What can Congress do about it? Congress has ample opportunity to consider resolutions of disapproval of controversial rules under the Congressional Review Act (here’s an inventory of RODs since 1996) but rarely does so. There have been only 109 introduced in the 20 years since that Act, while tens of thousands of regulations have taken effect.
But now, there’s even more to worry about than actual rules. Regulation no longer stops with the rules we can readily count in the Federal Register. Agency guidance documents and numerous other kinds of notices, bulletins, circulars, memoranda and decrees make up “Regulatory Dark Matter.”
There are several hundred guidances in effect acknowledged to be “significant.” And the Federal Register this year contains 23,901 “notices.” Most are insignificant, but lots of stuff gets buried there, and still more doesn’t even appear in the Federal Register at all. No one even knows where to find all the agency “guidance” that’s out there. One can’t easily tally the off-the-books regulation, but I’ve attempted it in “Mapping Washington’s Lawlessness: A Preliminary Inventory of ‘Regulatory Dark Matter’.”
This problem cannot be ignored. Regulatory reform must address what happens outside the official, democratic lawmaking process.
And then there are executive orders and memoranda. He issued 29 executive orders in 2015. But his Obama’s primary pen and phone medium is presidential memoranda. (See: Despotism-Lite? The Obama Administration's Rule By Memo.) The president has issued 31 executive memoranda so far in 2015, some with substantial economic effect on areas like student loans and leave policy and minimum wages for contractors.
So, what more can Congress do about it? Repeal the bureaucracy’s enabling statutes, require congressional approval for big rules, and enforce maximum requirements set forth in the Administrative Procedure Act.
The House of Representatives passed the REINS Act (Regulations from the Executive In Need of Scrutiny) to do that, but the Senate seems disinclined to pass it and force President Obama’s promised veto. If Congress isn’t willing to force Obama to explain why unelected should make laws, it must be because the Republican Congress isn’t willing to end over-delegation. We’ll know for sure if a Republican wins the 2016 election and REINS-like legislation disappears altogether.

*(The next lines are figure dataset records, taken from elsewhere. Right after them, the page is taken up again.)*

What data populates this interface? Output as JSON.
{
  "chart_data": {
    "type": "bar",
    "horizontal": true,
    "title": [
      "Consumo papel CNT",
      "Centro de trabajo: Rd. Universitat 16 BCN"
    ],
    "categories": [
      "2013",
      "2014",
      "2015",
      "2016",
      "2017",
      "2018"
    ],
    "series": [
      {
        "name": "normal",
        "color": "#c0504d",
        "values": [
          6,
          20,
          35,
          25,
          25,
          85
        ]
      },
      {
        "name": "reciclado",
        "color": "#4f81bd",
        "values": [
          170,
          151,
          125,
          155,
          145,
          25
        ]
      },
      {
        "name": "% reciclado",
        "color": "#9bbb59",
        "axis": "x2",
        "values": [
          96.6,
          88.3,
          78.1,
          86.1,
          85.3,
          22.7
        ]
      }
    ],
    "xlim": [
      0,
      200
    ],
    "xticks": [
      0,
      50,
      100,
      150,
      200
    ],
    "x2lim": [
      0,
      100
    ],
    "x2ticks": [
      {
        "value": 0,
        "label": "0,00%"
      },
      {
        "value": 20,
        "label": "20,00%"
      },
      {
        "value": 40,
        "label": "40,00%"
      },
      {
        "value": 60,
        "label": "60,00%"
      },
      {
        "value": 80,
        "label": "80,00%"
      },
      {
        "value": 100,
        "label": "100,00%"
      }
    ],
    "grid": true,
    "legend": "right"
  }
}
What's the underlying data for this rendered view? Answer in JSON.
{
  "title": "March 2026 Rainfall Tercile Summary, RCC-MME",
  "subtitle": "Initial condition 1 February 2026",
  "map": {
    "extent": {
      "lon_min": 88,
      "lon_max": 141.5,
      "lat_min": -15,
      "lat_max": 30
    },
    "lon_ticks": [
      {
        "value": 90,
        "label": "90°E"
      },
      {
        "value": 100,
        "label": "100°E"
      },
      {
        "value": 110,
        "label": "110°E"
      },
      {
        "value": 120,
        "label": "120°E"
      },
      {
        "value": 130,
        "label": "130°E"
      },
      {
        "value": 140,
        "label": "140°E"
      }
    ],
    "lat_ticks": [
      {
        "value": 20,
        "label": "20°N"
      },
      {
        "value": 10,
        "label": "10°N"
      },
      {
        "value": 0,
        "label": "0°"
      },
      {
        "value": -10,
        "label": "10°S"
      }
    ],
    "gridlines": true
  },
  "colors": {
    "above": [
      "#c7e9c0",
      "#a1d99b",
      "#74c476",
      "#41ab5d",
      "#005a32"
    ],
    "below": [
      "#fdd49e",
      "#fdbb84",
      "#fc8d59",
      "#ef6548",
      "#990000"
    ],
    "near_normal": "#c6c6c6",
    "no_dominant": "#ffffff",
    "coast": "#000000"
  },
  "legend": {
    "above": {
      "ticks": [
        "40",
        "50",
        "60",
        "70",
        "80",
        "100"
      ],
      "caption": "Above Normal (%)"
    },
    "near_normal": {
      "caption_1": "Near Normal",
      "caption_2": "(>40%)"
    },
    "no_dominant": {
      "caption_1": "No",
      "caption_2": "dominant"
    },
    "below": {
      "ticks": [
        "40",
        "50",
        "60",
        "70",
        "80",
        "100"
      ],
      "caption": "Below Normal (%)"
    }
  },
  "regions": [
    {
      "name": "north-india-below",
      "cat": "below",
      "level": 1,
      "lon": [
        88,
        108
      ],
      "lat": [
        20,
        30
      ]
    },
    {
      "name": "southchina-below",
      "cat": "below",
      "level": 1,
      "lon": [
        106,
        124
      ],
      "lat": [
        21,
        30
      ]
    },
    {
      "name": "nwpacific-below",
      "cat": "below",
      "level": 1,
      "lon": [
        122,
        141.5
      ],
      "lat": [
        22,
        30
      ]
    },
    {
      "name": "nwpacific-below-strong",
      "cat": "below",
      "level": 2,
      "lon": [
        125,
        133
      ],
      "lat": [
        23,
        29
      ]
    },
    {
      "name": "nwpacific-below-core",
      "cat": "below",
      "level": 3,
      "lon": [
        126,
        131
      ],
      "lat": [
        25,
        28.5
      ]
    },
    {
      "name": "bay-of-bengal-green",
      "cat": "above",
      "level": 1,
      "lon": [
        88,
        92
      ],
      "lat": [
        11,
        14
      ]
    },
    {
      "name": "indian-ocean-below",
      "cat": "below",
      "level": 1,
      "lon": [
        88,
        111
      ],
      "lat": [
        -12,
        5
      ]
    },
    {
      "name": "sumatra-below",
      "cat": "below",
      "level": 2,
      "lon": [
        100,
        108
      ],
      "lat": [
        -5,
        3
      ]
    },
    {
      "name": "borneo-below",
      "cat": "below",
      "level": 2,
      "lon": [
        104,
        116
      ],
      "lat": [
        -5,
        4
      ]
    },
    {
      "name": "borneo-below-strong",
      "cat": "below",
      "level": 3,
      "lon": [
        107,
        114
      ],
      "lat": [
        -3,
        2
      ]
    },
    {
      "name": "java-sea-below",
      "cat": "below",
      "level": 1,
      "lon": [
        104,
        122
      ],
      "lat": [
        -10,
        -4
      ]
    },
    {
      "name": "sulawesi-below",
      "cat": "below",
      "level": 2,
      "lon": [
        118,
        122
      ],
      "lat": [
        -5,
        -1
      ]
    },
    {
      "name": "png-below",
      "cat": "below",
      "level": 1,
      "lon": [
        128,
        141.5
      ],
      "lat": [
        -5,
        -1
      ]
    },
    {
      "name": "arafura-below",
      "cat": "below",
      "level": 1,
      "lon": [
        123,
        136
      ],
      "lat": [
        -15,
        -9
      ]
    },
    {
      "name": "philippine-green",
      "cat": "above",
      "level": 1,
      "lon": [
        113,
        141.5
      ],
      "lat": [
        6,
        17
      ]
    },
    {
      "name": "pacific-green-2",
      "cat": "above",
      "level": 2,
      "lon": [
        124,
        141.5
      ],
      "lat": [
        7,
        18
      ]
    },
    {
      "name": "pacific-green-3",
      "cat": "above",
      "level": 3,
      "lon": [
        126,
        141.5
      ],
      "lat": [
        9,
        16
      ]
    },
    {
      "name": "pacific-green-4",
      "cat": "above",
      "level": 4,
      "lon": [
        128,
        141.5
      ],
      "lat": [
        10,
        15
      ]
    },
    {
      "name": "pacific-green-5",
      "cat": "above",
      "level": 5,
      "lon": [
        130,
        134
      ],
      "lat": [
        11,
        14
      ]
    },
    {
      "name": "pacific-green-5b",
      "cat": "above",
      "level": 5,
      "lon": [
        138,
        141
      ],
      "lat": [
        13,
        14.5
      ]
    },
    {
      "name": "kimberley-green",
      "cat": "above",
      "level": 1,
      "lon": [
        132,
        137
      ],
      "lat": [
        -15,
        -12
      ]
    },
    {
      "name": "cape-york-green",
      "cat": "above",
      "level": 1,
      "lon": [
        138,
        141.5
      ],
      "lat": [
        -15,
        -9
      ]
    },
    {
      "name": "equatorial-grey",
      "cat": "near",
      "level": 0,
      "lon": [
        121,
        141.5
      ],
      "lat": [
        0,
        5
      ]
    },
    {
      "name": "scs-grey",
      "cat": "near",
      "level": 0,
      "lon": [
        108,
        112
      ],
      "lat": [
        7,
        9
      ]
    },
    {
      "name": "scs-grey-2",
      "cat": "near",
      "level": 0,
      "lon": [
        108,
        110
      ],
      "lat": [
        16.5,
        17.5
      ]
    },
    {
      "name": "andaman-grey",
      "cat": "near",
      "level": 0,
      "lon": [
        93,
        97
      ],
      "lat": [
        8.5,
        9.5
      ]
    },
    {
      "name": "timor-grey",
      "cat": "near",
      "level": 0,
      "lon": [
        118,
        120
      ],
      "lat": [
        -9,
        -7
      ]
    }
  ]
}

Meanwhile, Congress should require strict adherence to Administrative Procedure Act formalities for regulatory dark matter as a priority of the 114th Congress in 2016. The public needs, at minimum, an opportunity to read, comment and object.
I compile a weekly roundup the year's proposed and final rules, executive orders, memoranda and other information on a daily basis here, on a Ten Thousand Commandments site, and will issue a final roundup for the year 2015 later this week.
Note that the final Federal Register compilation won’t be made official by the National Archives until early in the New Year. Also note that the published version today contains 81,736 pages, but I net out blank and skipped pages in my daily roundup to arrive at the 81,611 figure.
Update: The final count for 2015 was 82,036 pages in the Federal Register, more than 600 pages longer than the previous 2010 record.